As the Wu administration moves to revamp the Boston Planning and Development Agency (BPDA), two unions – AFSCME Council 93 and SENA Local 9158 – have been seeking out BPDA staff members as part of unionization drives.
SENA (Salaried Employees of North America) is a division of the United Steelworkers, while AFSCME (American Federation of State, County and Municipal Employees) Council 93 represents 45,000 members in four New England states (Massachusetts, Maine, New Hampshire, and Vermont).
“We definitely do have an interest in representing the members down there,” said Jim Durkin, Council 93’s legislative and political action director. “We would be proud to be their representatives.”
The union, which represents some 2,000 employees across a wide range of City Hall departments, recently organized more than two dozen workers who work on non-emergency issues reported to the BOS:311 app or phone line, as well as 100 workers with the Boston Water and Sewer Commission.
SENA represents employees at the Boston Centers for Youth and Families and Inspectional Services, among others. John Buonopane, the Steelworkers’ subdistrict director for New England, said SENA 9158 represents 800 people across multiple city departments.
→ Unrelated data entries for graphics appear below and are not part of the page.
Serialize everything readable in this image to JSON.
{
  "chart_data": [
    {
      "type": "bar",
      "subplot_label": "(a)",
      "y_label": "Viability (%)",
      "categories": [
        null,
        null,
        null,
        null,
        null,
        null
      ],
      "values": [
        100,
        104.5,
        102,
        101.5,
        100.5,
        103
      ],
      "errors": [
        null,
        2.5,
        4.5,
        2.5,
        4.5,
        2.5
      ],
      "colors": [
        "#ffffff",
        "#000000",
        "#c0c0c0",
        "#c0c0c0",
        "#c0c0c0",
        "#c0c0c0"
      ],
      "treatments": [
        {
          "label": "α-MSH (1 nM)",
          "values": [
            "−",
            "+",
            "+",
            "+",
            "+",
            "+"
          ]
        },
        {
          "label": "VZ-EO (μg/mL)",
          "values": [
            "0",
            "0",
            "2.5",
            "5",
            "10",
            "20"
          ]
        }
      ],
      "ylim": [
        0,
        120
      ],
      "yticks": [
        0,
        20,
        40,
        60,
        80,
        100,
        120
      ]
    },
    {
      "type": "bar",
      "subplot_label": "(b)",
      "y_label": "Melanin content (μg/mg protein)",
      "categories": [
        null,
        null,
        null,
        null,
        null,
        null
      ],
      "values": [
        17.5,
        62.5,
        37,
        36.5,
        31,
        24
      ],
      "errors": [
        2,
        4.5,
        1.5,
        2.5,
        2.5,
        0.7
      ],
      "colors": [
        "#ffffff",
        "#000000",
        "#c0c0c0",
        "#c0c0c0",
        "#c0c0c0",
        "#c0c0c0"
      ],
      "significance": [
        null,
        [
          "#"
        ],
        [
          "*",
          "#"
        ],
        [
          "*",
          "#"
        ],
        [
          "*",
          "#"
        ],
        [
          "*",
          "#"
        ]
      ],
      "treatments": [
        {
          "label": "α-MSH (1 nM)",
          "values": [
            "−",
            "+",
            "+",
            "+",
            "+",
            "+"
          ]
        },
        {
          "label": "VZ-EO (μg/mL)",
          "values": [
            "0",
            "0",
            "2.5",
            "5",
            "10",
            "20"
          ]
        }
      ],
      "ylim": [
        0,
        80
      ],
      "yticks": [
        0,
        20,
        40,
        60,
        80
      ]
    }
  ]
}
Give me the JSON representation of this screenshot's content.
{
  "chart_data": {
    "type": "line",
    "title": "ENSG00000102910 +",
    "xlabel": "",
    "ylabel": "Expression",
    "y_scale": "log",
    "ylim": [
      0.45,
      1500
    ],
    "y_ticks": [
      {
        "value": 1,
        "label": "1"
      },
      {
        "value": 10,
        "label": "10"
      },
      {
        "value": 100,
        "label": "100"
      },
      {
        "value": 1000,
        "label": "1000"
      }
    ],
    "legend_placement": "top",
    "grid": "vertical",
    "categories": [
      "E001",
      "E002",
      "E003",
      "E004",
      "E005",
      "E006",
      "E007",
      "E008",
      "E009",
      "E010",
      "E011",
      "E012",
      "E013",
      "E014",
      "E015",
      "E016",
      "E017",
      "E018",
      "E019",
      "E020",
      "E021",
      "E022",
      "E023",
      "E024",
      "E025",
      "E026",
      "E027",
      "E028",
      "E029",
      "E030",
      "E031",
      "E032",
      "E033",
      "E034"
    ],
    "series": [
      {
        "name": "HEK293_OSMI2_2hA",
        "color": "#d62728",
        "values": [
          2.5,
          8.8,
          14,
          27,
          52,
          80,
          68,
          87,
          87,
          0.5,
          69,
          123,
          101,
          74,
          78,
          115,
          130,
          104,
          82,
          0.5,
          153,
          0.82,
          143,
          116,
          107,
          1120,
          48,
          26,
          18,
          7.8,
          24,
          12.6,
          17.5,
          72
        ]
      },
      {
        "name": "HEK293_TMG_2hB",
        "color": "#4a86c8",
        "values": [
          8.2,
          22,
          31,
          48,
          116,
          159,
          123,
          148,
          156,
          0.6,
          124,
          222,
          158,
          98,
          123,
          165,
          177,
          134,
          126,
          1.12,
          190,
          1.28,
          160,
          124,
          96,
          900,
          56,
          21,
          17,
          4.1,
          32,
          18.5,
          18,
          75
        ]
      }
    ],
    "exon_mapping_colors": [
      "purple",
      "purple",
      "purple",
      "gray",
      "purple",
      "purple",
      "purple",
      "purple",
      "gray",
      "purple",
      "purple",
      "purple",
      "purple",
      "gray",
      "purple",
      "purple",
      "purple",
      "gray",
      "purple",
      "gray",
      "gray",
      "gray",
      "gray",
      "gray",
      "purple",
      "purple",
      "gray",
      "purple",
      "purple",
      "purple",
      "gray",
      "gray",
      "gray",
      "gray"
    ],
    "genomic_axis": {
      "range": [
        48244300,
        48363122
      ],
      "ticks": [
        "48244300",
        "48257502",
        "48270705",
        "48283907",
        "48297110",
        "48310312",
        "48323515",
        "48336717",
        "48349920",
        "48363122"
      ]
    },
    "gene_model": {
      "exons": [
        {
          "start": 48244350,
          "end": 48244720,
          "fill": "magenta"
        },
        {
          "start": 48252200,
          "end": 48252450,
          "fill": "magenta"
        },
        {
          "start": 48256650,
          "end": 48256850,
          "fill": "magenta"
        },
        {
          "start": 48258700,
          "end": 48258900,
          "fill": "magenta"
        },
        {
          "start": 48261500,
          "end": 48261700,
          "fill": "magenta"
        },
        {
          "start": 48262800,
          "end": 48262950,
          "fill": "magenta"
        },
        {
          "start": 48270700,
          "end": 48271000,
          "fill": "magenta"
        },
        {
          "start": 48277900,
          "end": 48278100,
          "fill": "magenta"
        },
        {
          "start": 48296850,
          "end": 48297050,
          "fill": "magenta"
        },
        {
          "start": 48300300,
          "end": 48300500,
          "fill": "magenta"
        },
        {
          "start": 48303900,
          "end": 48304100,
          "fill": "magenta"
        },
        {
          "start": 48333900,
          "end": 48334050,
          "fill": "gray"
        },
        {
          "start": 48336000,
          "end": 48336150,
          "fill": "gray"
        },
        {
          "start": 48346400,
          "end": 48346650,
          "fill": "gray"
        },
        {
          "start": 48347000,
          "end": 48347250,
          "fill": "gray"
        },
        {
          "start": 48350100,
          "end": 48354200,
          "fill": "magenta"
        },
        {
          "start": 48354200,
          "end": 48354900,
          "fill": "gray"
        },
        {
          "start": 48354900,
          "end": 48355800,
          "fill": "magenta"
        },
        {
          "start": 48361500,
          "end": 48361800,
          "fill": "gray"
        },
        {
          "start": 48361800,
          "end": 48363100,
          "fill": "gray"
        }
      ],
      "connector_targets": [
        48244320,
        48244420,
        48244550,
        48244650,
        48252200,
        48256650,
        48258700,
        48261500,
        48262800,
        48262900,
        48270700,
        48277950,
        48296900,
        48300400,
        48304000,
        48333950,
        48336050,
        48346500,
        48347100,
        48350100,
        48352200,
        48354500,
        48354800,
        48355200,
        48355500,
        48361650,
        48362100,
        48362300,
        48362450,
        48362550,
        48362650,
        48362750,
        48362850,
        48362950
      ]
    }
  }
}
“We think this group would be a really good fit for our unit,” he said of BPDA employees.
A SENA member has recently been spotted standing by City Hall elevators, hoping to buttonhole BPDA workers getting on or coming off.
“Our employees have the right to join or refrain from joining a union and the BPDA supports any decision they make,” a BPDA spokesperson said in an emailed statement.
Labor unions have seen a resurgence in attention over the last few years. Workers at Starbucks coffee shops and e-commerce giant Amazon have voted to unionize, and the number of US strikes increased in 2022.
The BPDA, which is overseen by the city’s chief of planning, Arthur Jemison, has roughly 200 employees. The agency has seen turnover in the last year, mirroring a similar economic trend in other sectors while also reflecting the change in mayoral administrations.
Mayor Wu ran on a platform of abolishing the BPDA and ending its urban renewal powers. Her “State of the City” speech this year focused on overhauling the agency, established under state law in 1957 as the Boston Redevelopment Authority.
Jemison told the City Council in February that the creation of a new city planning department with BPDA workers will likely occur next year. According to the Boston Business Journal, Jemison told councillors that he has relayed to employees they will have the same salaries and benefits after the transfer.
This post was updated with a comment from a SENA representative.